2010年10月25日星期一

Daimler AG Chief Executive Dieter Zetsche disclosed a relatively measured outlook

Mr. Zetsche told an industry conference in Shanghai over the weekend that demand for all-electric cars and plug-in hybrids is most likely to total only about 1% to 5% of total vehicle demand globally by 2020.

It is a 'slow transition,' Mr. Zetsche told the forum at China Europe International Business School in Shanghai Saturday, citing the high cost and limited range of electric cars as factors hindering a more rapid spread of the technology.

Still, Mr. Zetsche said, the German auto maker plans 'to invest heavily' in the alternative-propulsion technology to prepare for the expected era when electric cars become a primary mode of transportation, especially in crowded cities.

Mr. Zetsche's outlook was relatively more pessimistic than that of early electric-car adapters such as Nissan Motor Co. of Japan. Nissan's CEO, Carlos Ghosn, has said demand for electric vehicles, such as its Leaf electric car, could amount to as much as 10% of global demand for cars and other light vehicles by 2020. Nissan plans to expand global production of the Leaf to as many as 500,000 vehicles a year by 2012.

Nontheless, Daimler's measured view is one shared by others who spoke at the Shanghai conference.

Franco Amadei, chairman of the China unit of Italy-based Fiat SpA, said electric cars aren't hype, and that it is only 'a question of time' before they become a popular mode of transportation.

But he added that internal-combustion engines are still likely to dominate the industry for the next 20 to 30 years, and he stressed the importance of improving gasoline engines' efficiency and making them smaller and more powerful.

Cost is especially a 'big challenge' facing the future of electric cars, said Carl-Peter Forster, CEO of Tata Motors Ltd. of India.

Daimler's Mr. Zetsche said, however, that even though demand for electric cars is likely to remain small, the German company is making a series of bets on the vehicles, most notably its decision this year to tie up with Chinese battery and auto maker BYD Co. That joint venture, Mr. Zetsche said, is progressing 'according to plan.' BYD and Daimler, which owns the Mercedes-Benz marque, are expected to invest 600 million yuan ($90 million) in the equally owned partnership.

The German auto maker's first project to develop an all-electric-battery car for the Chinese market -- part of a broader effort to develop a joint electric-car brand for the Chinese market -- is nearing so-called styling freeze, which refers to a stage in the car-development process where engineering and styling specifications are set firmly. Normally it takes about two years for an experienced global auto maker to complete the development process and launch the vehicle after the styling freeze.

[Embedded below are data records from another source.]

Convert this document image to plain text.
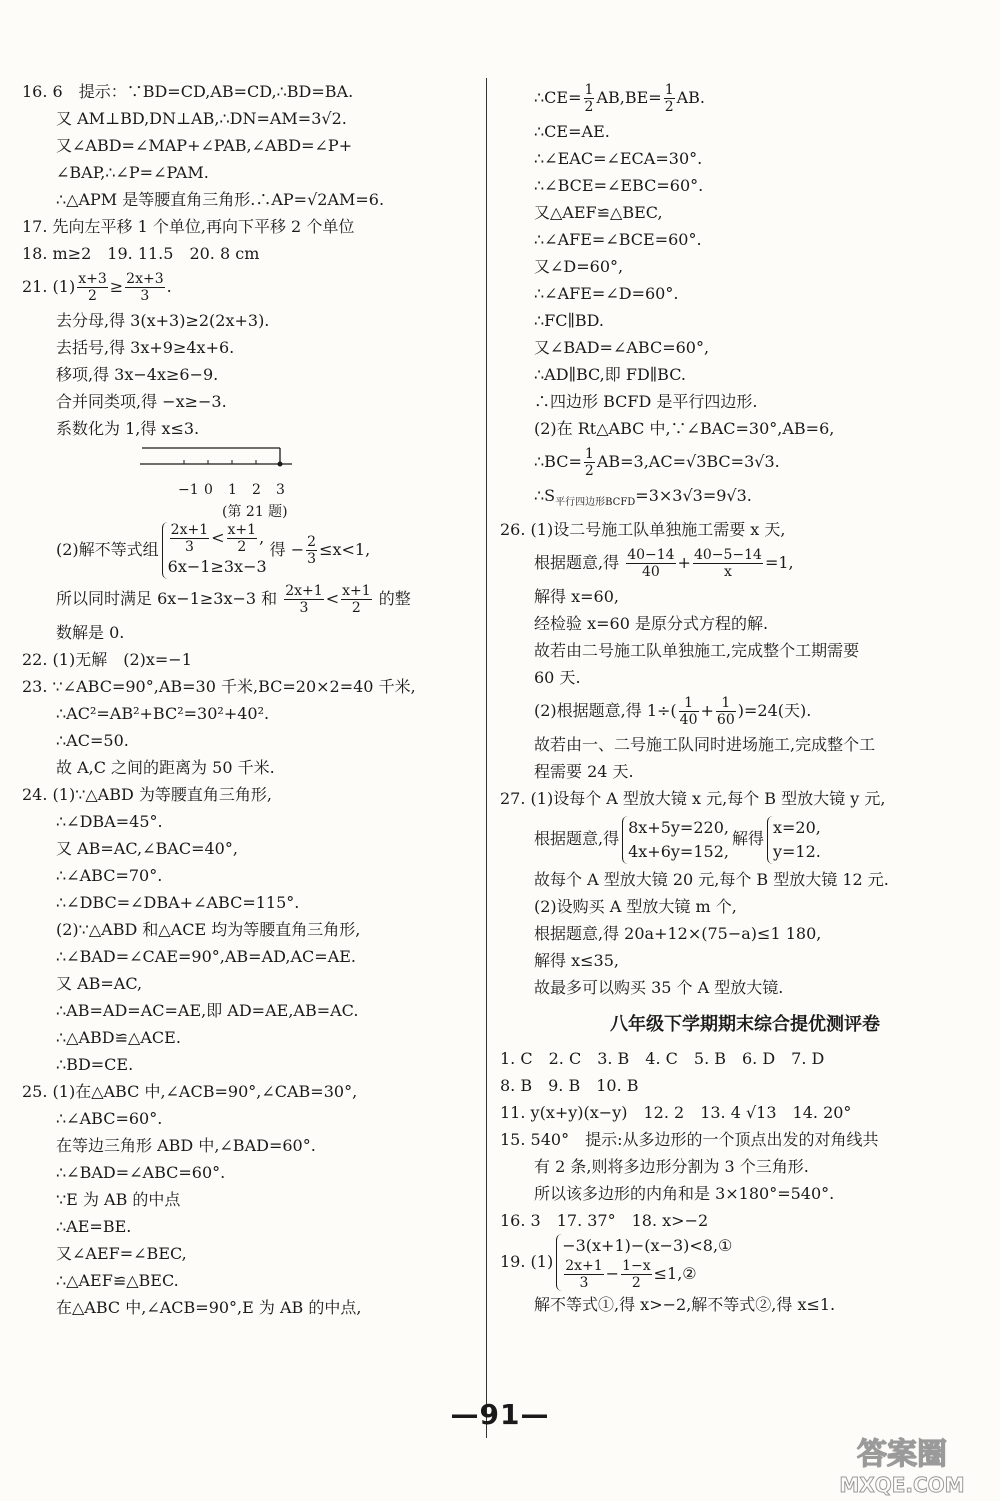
16. 6　提示：∵BD=CD,AB=CD,∴BD=BA.
又 AM⊥BD,DN⊥AB,∴DN=AM=3√2.
又∠ABD=∠MAP+∠PAB,∠ABD=∠P+
∠BAP,∴∠P=∠PAM.
∴△APM 是等腰直角三角形.∴AP=√2AM=6.
17. 先向左平移 1 个单位,再向下平移 2 个单位
18. m≥2　19. 11.5　20. 8 cm
21. $(1) \frac{x+3}{2} \ge \frac{2x+3}{3}$ .
去分母,得 3(x+3)≥2(2x+3).
去括号,得 3x+9≥4x+6.
移项,得 3x−4x≥6−9.
合并同类项,得 −x≥−3.
系数化为 1,得 x≤3.
−1 0 1 2 3
(第 21 题)
(2)解不等式组 $\frac{2x+1}{3} < \frac{x+1}{2}$ ,
6x−1≥3x−3
得 − $\frac{2}{3} \le x<1$,
所以同时满足 6x−1≥3x−3 和 $\frac{2x+1}{3} < \frac{x+1}{2}$ 的整
数解是 0.
22. (1)无解　(2)x=−1
23. ∵∠ABC=90°,AB=30 千米,BC=20×2=40 千米,
∴AC²=AB²+BC²=30²+40².
∴AC=50.
故 A,C 之间的距离为 50 千米.
24. (1)∵△ABD 为等腰直角三角形,
∴∠DBA=45°.
又 AB=AC,∠BAC=40°,
∴∠ABC=70°.
∴∠DBC=∠DBA+∠ABC=115°.
(2)∵△ABD 和△ACE 均为等腰直角三角形,
∴∠BAD=∠CAE=90°,AB=AD,AC=AE.
又 AB=AC,
∴AB=AD=AC=AE,即 AD=AE,AB=AC.
∴△ABD≌△ACE.
∴BD=CE.
25. (1)在△ABC 中,∠ACB=90°,∠CAB=30°,
∴∠ABC=60°.
在等边三角形 ABD 中,∠BAD=60°.
∴∠BAD=∠ABC=60°.
∵E 为 AB 的中点
∴AE=BE.
又∠AEF=∠BEC,
∴△AEF≌△BEC.
在△ABC 中,∠ACB=90°,E 为 AB 的中点,
∴CE= $\frac{1}{2} AB,BE= \frac{1}{2}$ AB.
∴CE=AE.
∴∠EAC=∠ECA=30°.
∴∠BCE=∠EBC=60°.
又△AEF≌△BEC,
∴∠AFE=∠BCE=60°.
又∠D=60°,
∴∠AFE=∠D=60°.
∴FC∥BD.
又∠BAD=∠ABC=60°,
∴AD∥BC,即 FD∥BC.
∴四边形 BCFD 是平行四边形.
(2)在 Rt△ABC 中,∵∠BAC=30°,AB=6,
∴BC= $\frac{1}{2} AB=3,AC=√3BC=3√3$.
$\therefore S_{平行四边形BCFD}=3\times 3√3=9√3$.
26. (1)设二号施工队单独施工需要 x 天,
根据题意,得 $\frac{40-14}{40} + \frac{40-5-14}{x} =1$,
解得 x=60,
经检验 x=60 是原分式方程的解.
故若由二号施工队单独施工,完成整个工期需要
60 天.
(2)根据题意,得 $1\div( \frac{1}{40} + \frac{1}{60} )=24$(天).
故若由一、二号施工队同时进场施工,完成整个工
程需要 24 天.
27. (1)设每个 A 型放大镜 x 元,每个 B 型放大镜 y 元,
根据题意,得
8x+5y=220,
4x+6y=152,
解得
x=20,
y=12.
故每个 A 型放大镜 20 元,每个 B 型放大镜 12 元.
(2)设购买 A 型放大镜 m 个,
根据题意,得 20a+12×(75−a)≤1 180,
解得 x≤35,
故最多可以购买 35 个 A 型放大镜.
八年级下学期期末综合提优测评卷
1. C　2. C　3. B　4. C　5. B　6. D　7. D
8. B　9. B　10. B
11. y(x+y)(x−y)　12. 2　13. 4 √13　14. 20°
15. 540°　提示:从多边形的一个顶点出发的对角线共
有 2 条,则将多边形分割为 3 个三角形.
所以该多边形的内角和是 3×180°=540°.
16. 3　17. 37°　18. x>−2
19. (1)
−3(x+1)−(x−3)<8,①
$\frac{2x+1}{3} - \frac{1-x}{2}$ ≤1,②
解不等式①,得 x>−2,解不等式②,得 x≤1.
—91—
答案圈
MXQE.COM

Meanwhile, Tata's Mr. Forster said at the Shanghai forum that Jaguar Land Rover, a unit of the Indian vehicle maker, is in talks with a Chinese auto maker to establish a manufacturing and sales joint venture in China to boost the two-brand company's small presence in the country's fast-growing auto market, the world's biggest since last year.

The Tata executive said Jaguar Land Rover wants to find a partner in China 'as soon as possible' to manufacture and market vehicles here. He said the company is in 'good discussions' with a Chinese auto maker, but declined to name the potential partner.

Tata believes the Jaguar and Land Rover brands, which the company purchased from U.S.-based Ford Motor Co., have 'tremendous potential' around the world, he said. But 'let's be honest, they have been somewhat undermanaged' for some time, even though the brands are attractive, he said.

'We're not as strong as we should be [in many markets], most notably in China,' Mr. Forster added.

China's auto market, which expanded about 50% last year to overtake the U.S. as the world's biggest auto market, is likely to continue to grow in the medium term, albeit more slowly. Kevin Wale, head of operations in China for U.S.-based General Motors Co., said last week that China's domestic auto market could reach sales of more than 17 million vehicles this year and 19 million next year.

The sales forecasts that Mr. Wale offered Thursday in Shanghai are up sharply from the 13.7 million vehicles that auto makers sold in China last year. With China's booming economy raising personal incomes, the country's auto market will likely continue to offer a 'tremendous upside potential,' Mr. Wale told a group of reporters on Thursday evening.

He predicted that China is likely to retain its status as the world's largest auto market for the foreseeable future.

Mr. Zetsche said at the conference that automobile sales in China might reach 20 million to 30 million vehicles by 2020.

Meanwhile, the president of China's state-owned Changan Automobile Co. told the auto forum on Saturday that China's highly fragmented auto industry needs to be consolidated. The executive, Zhang Baolin, said about 160 auto makers produce cars in China.